Monday night Lucky and I were BBMing whilst watching Most Eligible Dallas, a guilty pleasure for us both. We were freaking out over Courtney and Matt’s so hot hot tub kiss and moments later getting pissed at Courtney ruining it by opening up her big ugly mouth. Which got us on the topic of hot kisses and hot guys which ultimately lead to us talking about my one true love, Neal Bledsoe, and how my facebook friend request is still pending nearly 1 year (10 months, to the day) later.
Lucky tried making me feel better by insisting he was in a part of the world where he didn’t have internet access or that he’s been busy working. But we all know that’ s a lie, his profile picture is different.
Part of my New Year’s resolution is going to be to let the past be the past and not hold grudges, to some extent, Douchearoo and Snoop-Linus? Grudge. The girl in my sorority who told on me for having hot Australians back to the sorority house one night, which ultimately got me “sober ride” duty for 3 weekends? Forgiven.
So I figured why not try this new and improved Gizzy out with Neal? It can only help. So, Neal Bledsoe… I know you google yourself and you will read this, this is Gizzy speaking, I forgive you for not accepting my friend request, even though it’s probably the biggest mistake you’ve ever made… cauuuse I think you’d like my goods. Just saying. Your loss, you’ll regret this, but I forgive you.

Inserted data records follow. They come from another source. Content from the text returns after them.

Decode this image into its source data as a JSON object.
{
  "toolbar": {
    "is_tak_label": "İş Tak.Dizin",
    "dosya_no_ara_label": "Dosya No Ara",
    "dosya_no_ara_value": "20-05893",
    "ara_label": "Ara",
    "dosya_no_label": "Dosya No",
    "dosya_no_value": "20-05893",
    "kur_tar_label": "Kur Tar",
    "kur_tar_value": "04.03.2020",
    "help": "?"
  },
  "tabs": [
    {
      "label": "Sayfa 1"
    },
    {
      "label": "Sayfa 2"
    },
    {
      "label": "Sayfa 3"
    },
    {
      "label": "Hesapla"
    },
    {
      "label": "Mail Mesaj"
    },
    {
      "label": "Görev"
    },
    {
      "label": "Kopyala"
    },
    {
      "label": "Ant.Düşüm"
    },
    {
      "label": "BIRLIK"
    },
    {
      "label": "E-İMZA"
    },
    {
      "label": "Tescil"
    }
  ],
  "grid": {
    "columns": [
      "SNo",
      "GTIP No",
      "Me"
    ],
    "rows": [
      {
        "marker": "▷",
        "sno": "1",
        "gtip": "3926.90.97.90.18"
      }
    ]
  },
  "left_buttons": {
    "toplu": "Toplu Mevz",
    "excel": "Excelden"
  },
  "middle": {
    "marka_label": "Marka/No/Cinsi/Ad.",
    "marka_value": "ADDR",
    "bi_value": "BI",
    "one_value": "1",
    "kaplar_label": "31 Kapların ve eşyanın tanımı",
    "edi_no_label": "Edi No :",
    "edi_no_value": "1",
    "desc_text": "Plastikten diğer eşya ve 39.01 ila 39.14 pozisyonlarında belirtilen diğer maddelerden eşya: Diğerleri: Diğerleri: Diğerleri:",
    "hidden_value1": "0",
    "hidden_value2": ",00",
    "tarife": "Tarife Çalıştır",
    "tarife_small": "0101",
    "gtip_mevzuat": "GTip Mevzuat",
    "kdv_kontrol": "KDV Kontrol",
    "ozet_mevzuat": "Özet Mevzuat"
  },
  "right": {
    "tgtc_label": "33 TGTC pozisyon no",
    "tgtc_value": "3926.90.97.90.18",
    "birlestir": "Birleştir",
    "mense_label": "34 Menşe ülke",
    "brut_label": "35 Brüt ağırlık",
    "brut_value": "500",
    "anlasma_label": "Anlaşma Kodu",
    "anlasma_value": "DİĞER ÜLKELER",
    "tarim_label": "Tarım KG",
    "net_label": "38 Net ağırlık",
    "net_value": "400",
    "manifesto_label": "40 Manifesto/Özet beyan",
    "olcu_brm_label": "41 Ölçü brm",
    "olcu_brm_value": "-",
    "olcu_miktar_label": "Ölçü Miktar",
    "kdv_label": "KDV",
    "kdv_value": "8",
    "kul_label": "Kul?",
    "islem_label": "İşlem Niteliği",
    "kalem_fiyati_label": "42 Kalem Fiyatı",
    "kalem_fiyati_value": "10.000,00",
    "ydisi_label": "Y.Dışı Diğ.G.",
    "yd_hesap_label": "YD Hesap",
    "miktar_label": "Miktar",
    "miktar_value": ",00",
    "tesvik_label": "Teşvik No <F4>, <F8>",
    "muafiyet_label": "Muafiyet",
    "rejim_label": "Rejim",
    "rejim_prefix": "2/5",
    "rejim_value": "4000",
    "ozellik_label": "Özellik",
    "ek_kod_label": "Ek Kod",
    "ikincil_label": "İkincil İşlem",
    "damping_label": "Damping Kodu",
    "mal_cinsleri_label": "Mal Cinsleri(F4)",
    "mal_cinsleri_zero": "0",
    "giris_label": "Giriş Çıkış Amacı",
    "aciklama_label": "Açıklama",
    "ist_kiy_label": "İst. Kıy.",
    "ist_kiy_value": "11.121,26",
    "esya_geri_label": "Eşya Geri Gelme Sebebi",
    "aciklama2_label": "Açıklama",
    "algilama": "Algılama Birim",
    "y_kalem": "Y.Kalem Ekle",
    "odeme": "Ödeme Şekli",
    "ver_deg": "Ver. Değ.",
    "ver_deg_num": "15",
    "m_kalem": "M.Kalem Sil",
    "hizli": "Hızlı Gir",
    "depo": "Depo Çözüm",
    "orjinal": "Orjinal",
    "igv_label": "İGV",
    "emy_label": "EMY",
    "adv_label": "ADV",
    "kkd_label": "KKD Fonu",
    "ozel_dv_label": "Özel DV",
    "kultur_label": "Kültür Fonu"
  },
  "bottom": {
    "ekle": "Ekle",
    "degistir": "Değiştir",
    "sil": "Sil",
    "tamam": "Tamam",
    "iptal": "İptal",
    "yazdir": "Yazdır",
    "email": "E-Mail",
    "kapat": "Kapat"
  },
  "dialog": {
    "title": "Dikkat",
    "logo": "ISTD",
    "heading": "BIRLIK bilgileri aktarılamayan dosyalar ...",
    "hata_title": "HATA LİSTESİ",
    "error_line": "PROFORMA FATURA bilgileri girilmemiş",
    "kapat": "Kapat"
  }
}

Don’t worry though, I’m not going to cancel my friend request just in case one day he decides to accept me, and propose to me, and have some sex with me, or eat some chicken, whatever, I’ll be there.
Wow, I sound like a stalker.
Wouldn’t it be funny if I actually did meet Neal Bledsoe one day and we like, fell in love and I was like omg guess what I used to hate on you so bad on my blog and always talked about how you were such a jerk for not accepting my facebook friend request yet so so hot at the same time? And he’d be like, YES Gizzy… that is soooo funny, aren’t you glad you were wrong and I’m like the nicest guy ever? And I’d be like yeah and then we’d make out.
So if you ever come here and one day Cocktails At Tiffany’s is just gone out of thin air, it’s because I met Neal Bledsoe and he CAN NEVER KNOW ABOUT THIS. And you and I, we can’t be blog friends anymore.
So my boss is on vacation for the next week and I am soOoOoOoOoO excited! I was telling Lucky that I feel like a teenager whose parents finally decided it was ok to leave me at home alone for the weekend. Like I was acting like a child. I ate so much candy that I gave myself a stomach ache, talked to my friends all day, and googled things I shouldn’t have been while at work, I even left early yesterday and gave the office a big su-fi as I walked on the elevator. I mean my boss like NEVER takes vacation and it’s the most annoying thing ever. Like I always feel like when she is there I have to be working hard in case she walks around the corner, I don’t want her seeing me on facebook, playing games, or looking up flights to go visit Lucky. Not only is she giving herself a vacation for the next week, she’s giving me a vacation too! WAHOO!!!!
Back track! I just spent more time then I care to admit googling Neal Bledsoe to find out if he is single and if I should seriously be on the prowl, and he’s not. He has a girlfriend… for like years. And she’s like 9 feet tall, blonde, and gorgeous. CHRIST! Just when you think things are starting to turn around. I’m done. I’m just done. I’m going to stop wasting my time on all these hot men and just start reading the encyclopedia. Reading the encyclopedia = FAIL.